How to use PCA in regression? I'm currently reading in the Applied Predictive Modeling book about PCA for dimensionality reduction. I've read the following:

If the predictive relationship between the predictors and response is
  not connected to the predictors’ variability, then the derived PCs
  will not provide a suitable relationship with the response. In this
  case, a supervised technique, like PLS, will derive components while
  simultaneously considering the corresponding response.

I don't understand the meaning of this. Could somebody explain this in better words or in an example (when to use PLS instead of PCA)? How can I decide in a real dataset if I should use PCA or PLS? Predictors is the same as features.

Second, I'm using Matlab and I'm a bit unsure about the transformation. Let's assume that $X$ is my data matrix where the rows are the data points and the columns are the features (predictors). In Matlab the function call is
[coeff,score,latent,tsquared,explained,mu] = pca(X)
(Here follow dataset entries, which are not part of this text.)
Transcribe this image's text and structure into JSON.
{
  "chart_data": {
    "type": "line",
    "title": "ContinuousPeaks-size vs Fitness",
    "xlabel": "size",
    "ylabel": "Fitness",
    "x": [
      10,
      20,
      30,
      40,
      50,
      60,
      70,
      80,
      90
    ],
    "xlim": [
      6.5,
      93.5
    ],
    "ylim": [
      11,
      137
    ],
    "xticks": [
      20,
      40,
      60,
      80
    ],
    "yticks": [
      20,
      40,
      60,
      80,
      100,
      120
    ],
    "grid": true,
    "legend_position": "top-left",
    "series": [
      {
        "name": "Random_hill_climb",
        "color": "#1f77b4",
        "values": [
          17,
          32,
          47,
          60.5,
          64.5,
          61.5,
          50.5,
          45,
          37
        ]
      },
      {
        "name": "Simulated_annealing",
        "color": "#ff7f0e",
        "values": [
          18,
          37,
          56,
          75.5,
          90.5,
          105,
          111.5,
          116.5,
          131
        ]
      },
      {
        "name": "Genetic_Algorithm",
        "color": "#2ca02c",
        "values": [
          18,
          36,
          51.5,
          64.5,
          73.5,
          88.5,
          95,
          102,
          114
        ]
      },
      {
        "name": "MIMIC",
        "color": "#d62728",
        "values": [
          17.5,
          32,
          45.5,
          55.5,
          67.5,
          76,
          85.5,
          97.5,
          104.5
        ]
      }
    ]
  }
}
Should I now use coeff or score instead of X or should I do X*coeff or X*score? I also don't understand what the difference is between coeff and score.
 A: Say your predictor matrix is $X$ and your response vector is $y$.  PCA is concerned only with the (co)variance within the predictor matrix $X$ itself, while a regression model is (also) concerned with the covariance between $X$ and the response $y$.  If there is no relationship between these concepts, dimension reduction by PCA can be harmful to your regression by screening out those predictors in $X$ that are correlated with the response.
Here is a simple example, in R, as I don't have access to matlab.  Suppose I create some random gaussian data
x_1 <- rnorm(10000, mean = 0, sd = 1)
x_2 <- rnorm(10000, mean = 0, sd = .1)
X <- cbind(x_1, x_2)

And set up a situation where the a response is correlated with only the smaller varaince component
y <- x_2 + 1

The principal components of $X$ are just $x_1$ and $x_2$, given the way I set it up
> cor(X)
    x_1          x_2
x_1 1.0000000000 0.0004543833
x_2 0.0004543833 1.0000000000

If PCA is used to select one component, we get $x_1$, as this has the highest variance.  Regressing $y$ on $x_1$ is useless
> lm(y ~ x_1)

Call:
lm(formula = y ~ x_1)

Coefficients:
(Intercept)          x_1  
  1.001e+00    4.544e-05 

The coefficient of $x_1$ here is zero, the model has no more predictive power than an intercept only model.  On the other hand, if I select the lower variance component
> lm(y ~ x_2)

Call:
lm(formula = y ~ x_2)

Coefficients:
(Intercept)          x_2  
          1            1

I get back a much more predictive model.
Because PCA ignores the relationship of $y$ to $X$, there is no reason to believe that its dimension reduction is reasonable in the context of your regression problem. 
On the other hand using the relationship between $y$ and $X$ to do pre-regression dimension reduction and variable selection is a very good way to overfit your model to your training data.  In some ways, PCAs ignorance of the relationship between $X$ and $y$ is a blessing, because, while it can be harmful in the way outlined above, it cannot overfit the relationship in your training data in the same way that peeking at $y$ can.
As for your more practical question, the matlab documentation says

coeff = pca(X) returns the principal component coefficients, also known as loadings, for the n-by-p data matrix X. Rows of X correspond to observations and columns correspond to variables. The coefficient matrix is p-by-p. Each column of coeff contains coefficients for one principal component, and the columns are in descending order of component variance. By default, pca centers the data and uses the singular value decomposition (SVD) algorithm.

This says to me, that to do PCA dimension reduction in matlab, you need to:


*

*Center the columns of your $X$ matrix.

*Select the first $N$ columns of the coef matrix, where $N$ is the number of non-intercept regressors you want in your model.

*Create a new data matrix as center(X) * coef[, 1:N].

*Use the columns in the new matrix as regressors in your dimensional reduced regression.


Again, I am far from fluent in matlab, so the syntactic details of how to preform these steps is unknown to me.